À deux pas du perchoir, c'est l'École des Hautes Études commerciales. Nous voilà attablés parmi les étudiants, dans ce grand atrium inondé de lumière, sirotant ma boisson, bouffant les bonbons en devisant très sérieusement de la vision de nos vieux jours! Si nous vivons jusqu'à 85 ans, c'est-à-dire encore 33 ans, comment seront composées ces prochaines tranches de vie? Rien de déprimant du tout, très sereinement ...
Nous prenions ensuite l'ascenseur, montant jusqu'au dernier étage. À chaque arrêt aux étages de dessous, je jette un regard photographique sur chaque impression laissée par chaque détail, de l'autre côté des portes coulissantes. Je ne m'imagine plus dans la peau d'un étudiant, mais j'y vois sûrement un des miens! Déjà, en bas, à la table, en regardant défiler les étudiants dans toutes les directions, mon mari disait: "Dans deux ans, ils seront là, les fils!" Déjà, papa est fier ...
Et puis nous revenons au perchoir, en passant par cette exposition.

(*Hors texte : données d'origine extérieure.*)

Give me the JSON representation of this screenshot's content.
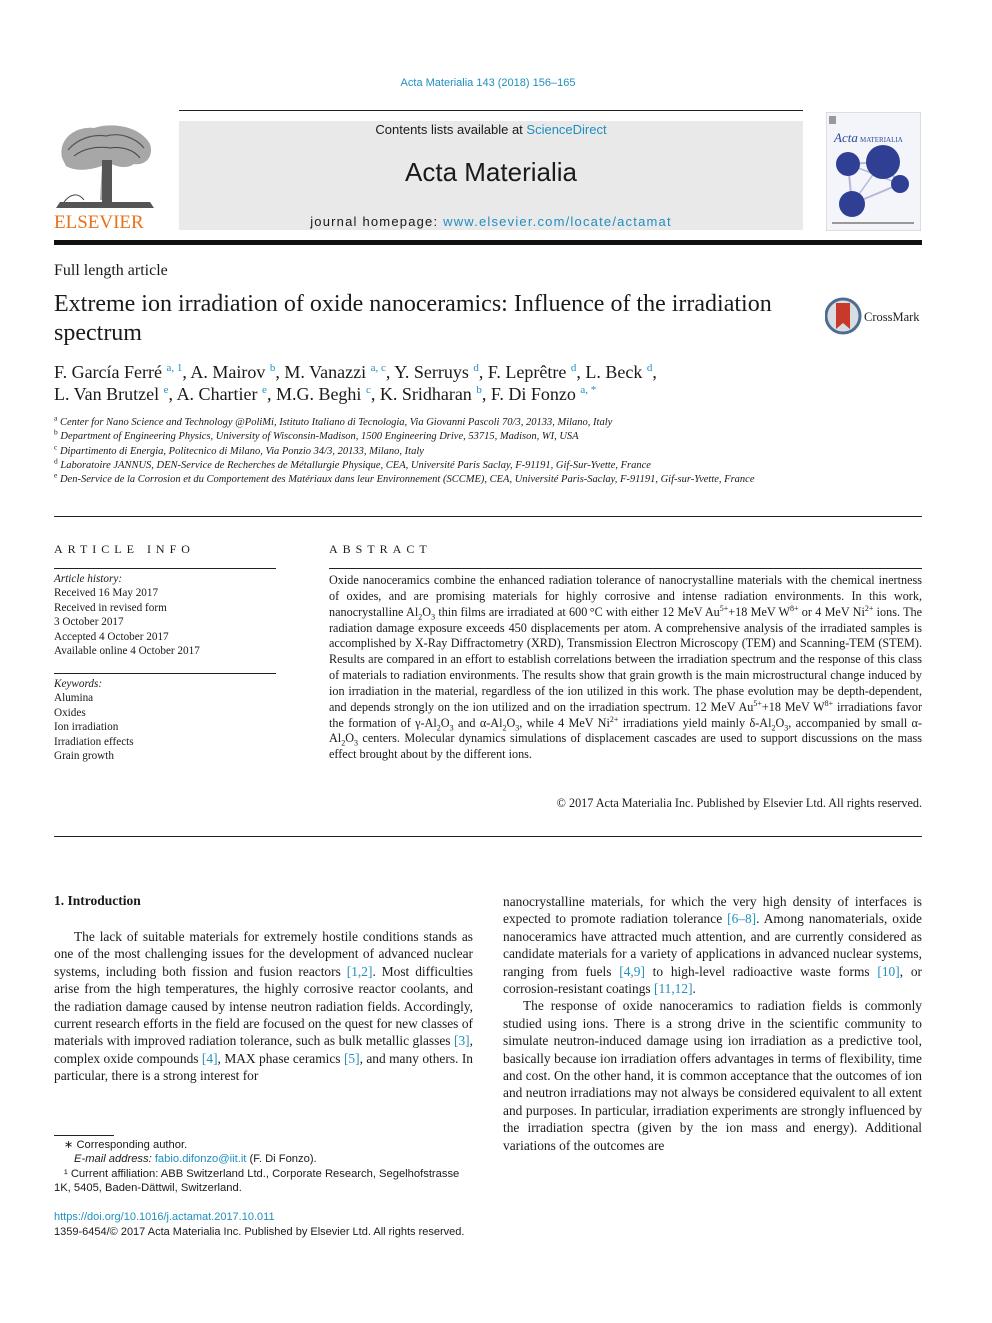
{
  "header": {
    "journal_ref": "Acta Materialia 143 (2018) 156–165",
    "publisher_logo_text": "ELSEVIER",
    "contents_prefix": "Contents lists available at ",
    "contents_link": "ScienceDirect",
    "journal_name": "Acta Materialia",
    "homepage_prefix": "journal homepage: ",
    "homepage_link": "www.elsevier.com/locate/actamat",
    "cover_title_italic": "Acta",
    "cover_title_rest": "MATERIALIA"
  },
  "article": {
    "type": "Full length article",
    "title": "Extreme ion irradiation of oxide nanoceramics: Influence of the irradiation spectrum",
    "crossmark_label": "CrossMark",
    "authors": [
      {
        "name": "F. García Ferré",
        "aff": "a, 1"
      },
      {
        "name": "A. Mairov",
        "aff": "b"
      },
      {
        "name": "M. Vanazzi",
        "aff": "a, c"
      },
      {
        "name": "Y. Serruys",
        "aff": "d"
      },
      {
        "name": "F. Leprêtre",
        "aff": "d"
      },
      {
        "name": "L. Beck",
        "aff": "d"
      },
      {
        "name": "L. Van Brutzel",
        "aff": "e"
      },
      {
        "name": "A. Chartier",
        "aff": "e"
      },
      {
        "name": "M.G. Beghi",
        "aff": "c"
      },
      {
        "name": "K. Sridharan",
        "aff": "b"
      },
      {
        "name": "F. Di Fonzo",
        "aff": "a, *"
      }
    ],
    "affiliations": [
      {
        "key": "a",
        "text": "Center for Nano Science and Technology @PoliMi, Istituto Italiano di Tecnologia, Via Giovanni Pascoli 70/3, 20133, Milano, Italy"
      },
      {
        "key": "b",
        "text": "Department of Engineering Physics, University of Wisconsin-Madison, 1500 Engineering Drive, 53715, Madison, WI, USA"
      },
      {
        "key": "c",
        "text": "Dipartimento di Energia, Politecnico di Milano, Via Ponzio 34/3, 20133, Milano, Italy"
      },
      {
        "key": "d",
        "text": "Laboratoire JANNUS, DEN-Service de Recherches de Métallurgie Physique, CEA, Université Paris Saclay, F-91191, Gif-Sur-Yvette, France"
      },
      {
        "key": "e",
        "text": "Den-Service de la Corrosion et du Comportement des Matériaux dans leur Environnement (SCCME), CEA, Université Paris-Saclay, F-91191, Gif-sur-Yvette, France"
      }
    ]
  },
  "article_info": {
    "heading": "ARTICLE INFO",
    "history_label": "Article history:",
    "history": [
      "Received 16 May 2017",
      "Received in revised form",
      "3 October 2017",
      "Accepted 4 October 2017",
      "Available online 4 October 2017"
    ],
    "keywords_label": "Keywords:",
    "keywords": [
      "Alumina",
      "Oxides",
      "Ion irradiation",
      "Irradiation effects",
      "Grain growth"
    ]
  },
  "abstract": {
    "heading": "ABSTRACT",
    "segments": [
      "Oxide nanoceramics combine the enhanced radiation tolerance of nanocrystalline materials with the chemical inertness of oxides, and are promising materials for highly corrosive and intense radiation environments. In this work, nanocrystalline Al",
      "2",
      "O",
      "3",
      " thin films are irradiated at 600 °C with either 12 MeV Au",
      "5+",
      "+18 MeV W",
      "8+",
      " or 4 MeV Ni",
      "2+",
      " ions. The radiation damage exposure exceeds 450 displacements per atom. A comprehensive analysis of the irradiated samples is accomplished by X-Ray Diffractometry (XRD), Transmission Electron Microscopy (TEM) and Scanning-TEM (STEM). Results are compared in an effort to establish correlations between the irradiation spectrum and the response of this class of materials to radiation environments. The results show that grain growth is the main microstructural change induced by ion irradiation in the material, regardless of the ion utilized in this work. The phase evolution may be depth-dependent, and depends strongly on the ion utilized and on the irradiation spectrum. 12 MeV Au",
      "5+",
      "+18 MeV W",
      "8+",
      " irradiations favor the formation of γ-Al",
      "2",
      "O",
      "3",
      " and α-Al",
      "2",
      "O",
      "3",
      ", while 4 MeV Ni",
      "2+",
      " irradiations yield mainly δ-Al",
      "2",
      "O",
      "3",
      ", accompanied by small α-Al",
      "2",
      "O",
      "3",
      " centers. Molecular dynamics simulations of displacement cascades are used to support discussions on the mass effect brought about by the different ions."
    ],
    "copyright": "© 2017 Acta Materialia Inc. Published by Elsevier Ltd. All rights reserved."
  },
  "introduction": {
    "heading": "1.  Introduction",
    "col1": [
      {
        "t": "The lack of suitable materials for extremely hostile conditions stands as one of the most challenging issues for the development of advanced nuclear systems, including both fission and fusion reactors "
      },
      {
        "ref": "[1,2]"
      },
      {
        "t": ". Most difficulties arise from the high temperatures, the highly corrosive reactor coolants, and the radiation damage caused by intense neutron radiation fields. Accordingly, current research efforts in the field are focused on the quest for new classes of materials with improved radiation tolerance, such as bulk metallic glasses "
      },
      {
        "ref": "[3]"
      },
      {
        "t": ", complex oxide compounds "
      },
      {
        "ref": "[4]"
      },
      {
        "t": ", MAX phase ceramics "
      },
      {
        "ref": "[5]"
      },
      {
        "t": ", and many others. In particular, there is a strong interest for"
      }
    ],
    "col2_p1": [
      {
        "t": "nanocrystalline materials, for which the very high density of interfaces is expected to promote radiation tolerance "
      },
      {
        "ref": "[6–8]"
      },
      {
        "t": ". Among nanomaterials, oxide nanoceramics have attracted much attention, and are currently considered as candidate materials for a variety of applications in advanced nuclear systems, ranging from fuels "
      },
      {
        "ref": "[4,9]"
      },
      {
        "t": " to high-level radioactive waste forms "
      },
      {
        "ref": "[10]"
      },
      {
        "t": ", or corrosion-resistant coatings "
      },
      {
        "ref": "[11,12]"
      },
      {
        "t": "."
      }
    ],
    "col2_p2": [
      {
        "t": "The response of oxide nanoceramics to radiation fields is commonly studied using ions. There is a strong drive in the scientific community to simulate neutron-induced damage using ion irradiation as a predictive tool, basically because ion irradiation offers advantages in terms of flexibility, time and cost. On the other hand, it is common acceptance that the outcomes of ion and neutron irradiations may not always be considered equivalent to all extent and purposes. In particular, irradiation experiments are strongly influenced by the irradiation spectra (given by the ion mass and energy). Additional variations of the outcomes are"
      }
    ]
  },
  "footnotes": {
    "corresponding": "∗  Corresponding author.",
    "email_label": "E-mail address: ",
    "email": "fabio.difonzo@iit.it",
    "email_suffix": " (F. Di Fonzo).",
    "affil_note": "¹  Current affiliation: ABB Switzerland Ltd., Corporate Research, Segelhofstrasse 1K, 5405, Baden-Dättwil, Switzerland.",
    "doi": "https://doi.org/10.1016/j.actamat.2017.10.011",
    "issn": "1359-6454/© 2017 Acta Materialia Inc. Published by Elsevier Ltd. All rights reserved."
  },
  "colors": {
    "link": "#1f8fc0",
    "elsevier_orange": "#e9711c",
    "banner_gray": "#e9e9e9",
    "cover_blue": "#2e4b9a"
  }
}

À deux pas de chez moi, vous dis-je! Revenir à pied, la main dans la main, doucement, avec le sentiment d'être à la bonne place au bon moment!

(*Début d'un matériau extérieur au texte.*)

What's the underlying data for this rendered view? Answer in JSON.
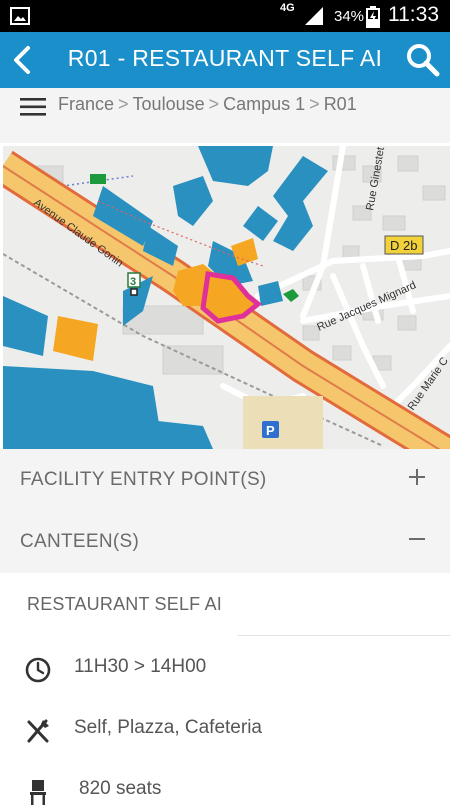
{
  "status_bar": {
    "network": "4G",
    "battery": "34%",
    "time": "11:33"
  },
  "app_bar": {
    "title": "R01 - RESTAURANT SELF AI"
  },
  "breadcrumb": [
    "France",
    "Toulouse",
    "Campus 1",
    "R01"
  ],
  "map": {
    "street_labels": [
      "Avenue Claude Gonin",
      "Rue Ginestet",
      "Rue Jacques Mignard",
      "Rue Marie C"
    ],
    "badges": [
      "D 2b",
      "3",
      "P"
    ],
    "colors": {
      "building": "#2a90c0",
      "highlight_orange": "#f5a623",
      "selection": "#e0309a",
      "road": "#f0c060",
      "green": "#1d9a3c"
    }
  },
  "sections": [
    {
      "label": "FACILITY ENTRY POINT(S)",
      "toggle": "+"
    },
    {
      "label": "CANTEEN(S)",
      "toggle": "−"
    }
  ],
  "canteen": {
    "name": "RESTAURANT SELF AI",
    "hours": "11H30 > 14H00",
    "types": "Self, Plazza, Cafeteria",
    "seats": "820 seats"
  },
  "icons": [
    "gallery-icon",
    "signal-icon",
    "battery-icon",
    "back-arrow-icon",
    "search-icon",
    "menu-icon",
    "plus-icon",
    "minus-icon",
    "clock-icon",
    "utensils-icon",
    "chair-icon"
  ]
}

Après le souper, dans la nuit tombante, nous avons fait, deux heures de route, aller-retour, et deux heures de détente, sur place, dans notre maison du nord! Arrivés dans le hameau, comme sur la pointe des pieds, reprendre le contrôle des lieux tranquillement, comme si nous venions de les quitter dans la journée même. J'ai fait un beau feu de foyer, mon mari a testé un cd en passant par mon ancien ordinateur qui remplit bien son rôle. Bientôt, la musique repousse les limites de la pénombre, alors que le feu crépite ... Nous n'avons presque pas allumé de lumière, l'ambiance y est ainsi doucement enveloppante ...

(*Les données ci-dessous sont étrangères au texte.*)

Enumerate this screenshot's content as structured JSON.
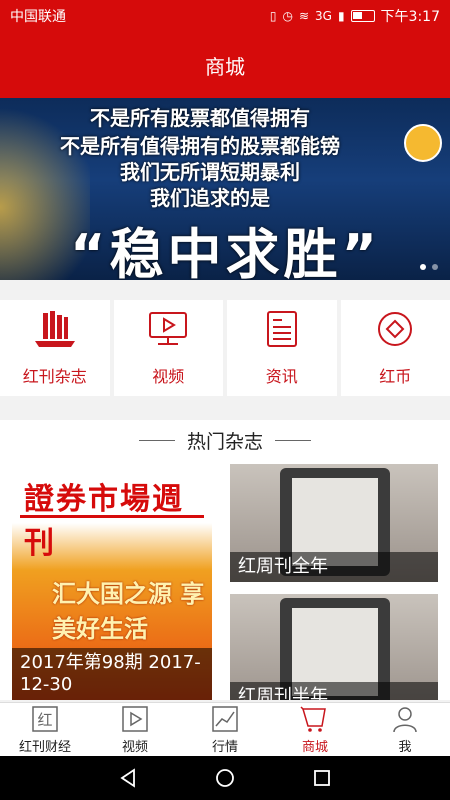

Au retour, les fils sont là, vaquant à leurs occupations: un fils reprend le judo, après deux ans d'arrêt. Un autre part, ce week-end, en canot-camping. Et l'autre? Au golf, peut-être, avec moi.
Maintenant je suis ici, devant ce clavier, non pas à deux pas, ni deux heures, mais à mille lieues du monde: ceux-là qui écrivent aussi ou qui communiquent par cette toile. En fin de compte, ce clavier est à deux doigts, comme deux pas, comme deux heures... Si loin et si près!